What does that mean? It most likely means bad news for corals, shellfish, plankton and all kinds of other marine life that depend on no rapid changes in the oceans' acidity-alkalinity balance.

And it is perhaps the most unassailable argument for reducing our production of carbon dioxide.

© Jan TenBruggencate 2010

Monday, February 8, 2010

They may be charismatic, but megafauna often get wrongly blamed for poor fishing

Hawai'i's humpback whales are being blamed for the low herring count in Prince William Sound, just as the depleted Atlantic bluefin tuna are being blamed for low sardine counts off Europe.

Even Hawaiian monk seals are blamed for declines in human nearshore fishing success.

It's a bizarre phenomenon. Among the folks pointing fingers are anglers, chafing under fishing restrictions, are finding culprits to blame, and doing it largely on purely anecdotal evidence.

In the case of the Alaskan herring, researchers concede that the Exxon Valdez oil spill, which dumped 11 million gallons into the sound 21 years ago, crashed the herring population. The spill occurred just during the spawning season, and the next year's herring take was down 75 percent.

Since then, the little fish haven't recovered. Meanwhile, as Hawai'i residents know, Humpback whale populations have roughly doubled. The whales winter in tropical waters, like those in Hawai'i, and summer in the resource-rich feeding grounds off Alaska and other northern waters.

Anglers and others say that just like Hawai'i, they're seeing more Humpbacks around Alaska. And some of the big whales seem to be staying the entire winter, passing up their winter migration.

Researchers concede they are considering other factors, like other fish having moved into the traditional herring spot on the food chain, climate change, toxins, and a rampant disease, Icthyophonus, which is attacking young herring. Oh, and maybe residual impacts from the oil spill have some role.

But clearly humpback whales do eat herring, and always did. So do seals, porpoise, birds, and other fish. Other species of fish also feed on the herring eggs.

The research is concluding that, with regard to humpbacks, yep, whales are big animals and they eat a lot of herring.

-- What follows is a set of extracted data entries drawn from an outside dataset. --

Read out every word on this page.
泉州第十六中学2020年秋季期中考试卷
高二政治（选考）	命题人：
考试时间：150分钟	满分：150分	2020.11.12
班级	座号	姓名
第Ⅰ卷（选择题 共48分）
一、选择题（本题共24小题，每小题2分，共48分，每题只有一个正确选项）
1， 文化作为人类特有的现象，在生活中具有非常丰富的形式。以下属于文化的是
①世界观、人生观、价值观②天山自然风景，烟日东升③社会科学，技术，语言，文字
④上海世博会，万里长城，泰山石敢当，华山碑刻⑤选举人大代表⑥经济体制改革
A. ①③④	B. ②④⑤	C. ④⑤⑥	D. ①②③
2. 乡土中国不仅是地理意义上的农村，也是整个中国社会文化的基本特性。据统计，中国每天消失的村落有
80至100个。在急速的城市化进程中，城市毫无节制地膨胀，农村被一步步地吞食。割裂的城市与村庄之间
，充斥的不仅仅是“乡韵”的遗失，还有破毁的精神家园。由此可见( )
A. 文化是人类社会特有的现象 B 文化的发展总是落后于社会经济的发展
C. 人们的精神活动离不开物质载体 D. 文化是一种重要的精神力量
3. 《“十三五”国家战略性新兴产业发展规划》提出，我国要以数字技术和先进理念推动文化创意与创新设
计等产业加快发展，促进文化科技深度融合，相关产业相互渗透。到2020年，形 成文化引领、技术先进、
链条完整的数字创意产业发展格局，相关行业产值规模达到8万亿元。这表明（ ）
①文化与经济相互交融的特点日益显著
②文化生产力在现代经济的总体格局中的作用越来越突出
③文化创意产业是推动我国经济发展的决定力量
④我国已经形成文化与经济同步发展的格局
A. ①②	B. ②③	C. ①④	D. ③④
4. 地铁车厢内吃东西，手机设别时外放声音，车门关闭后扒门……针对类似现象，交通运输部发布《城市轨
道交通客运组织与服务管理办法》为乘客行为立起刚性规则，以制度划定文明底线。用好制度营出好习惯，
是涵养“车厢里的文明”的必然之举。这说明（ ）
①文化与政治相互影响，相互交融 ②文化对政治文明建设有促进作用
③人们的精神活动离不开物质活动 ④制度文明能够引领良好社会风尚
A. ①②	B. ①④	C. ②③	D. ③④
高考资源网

It seems inescapable, though, that generally, if you crash a prey population and the feeding pressure from all kinds of predators remains strong, you'll have a delayed recovery.

Here's a page on the biology of Atlantic herring.

And while we're in the Atlantic, there's a related story about the prime sashimi fish, bluefin tuna. It eats sardines. Also herring, mackerel, anchovy, flying fish (malolo), squid, eels and various crustaceans.

The bluefin has been overfished to the point of near collapse, according to the best fisheries scientists. They're arguing for a complete ban on fishing for bluefin, to save the species.

Many fishing industries understandably don't want a ban—even a temporary ban to let the species recover.

Among the arguments: even this depleted bluefin population is responsible for herring decline.

Seems to be a pattern.

In Hawai'i, endangered Hawaiian monk seals have sometimes been blamed by anglers for low fish numbers—but when someone actually went and did the science, they found that humans and seals generally eat different fish

The aggressive digging and rock-flipping behavior of seals tends to favor seafloor species that are not preferred by human fish-hunters. And the feeding often occurs in deeper water than most coastal anglers use for fishing.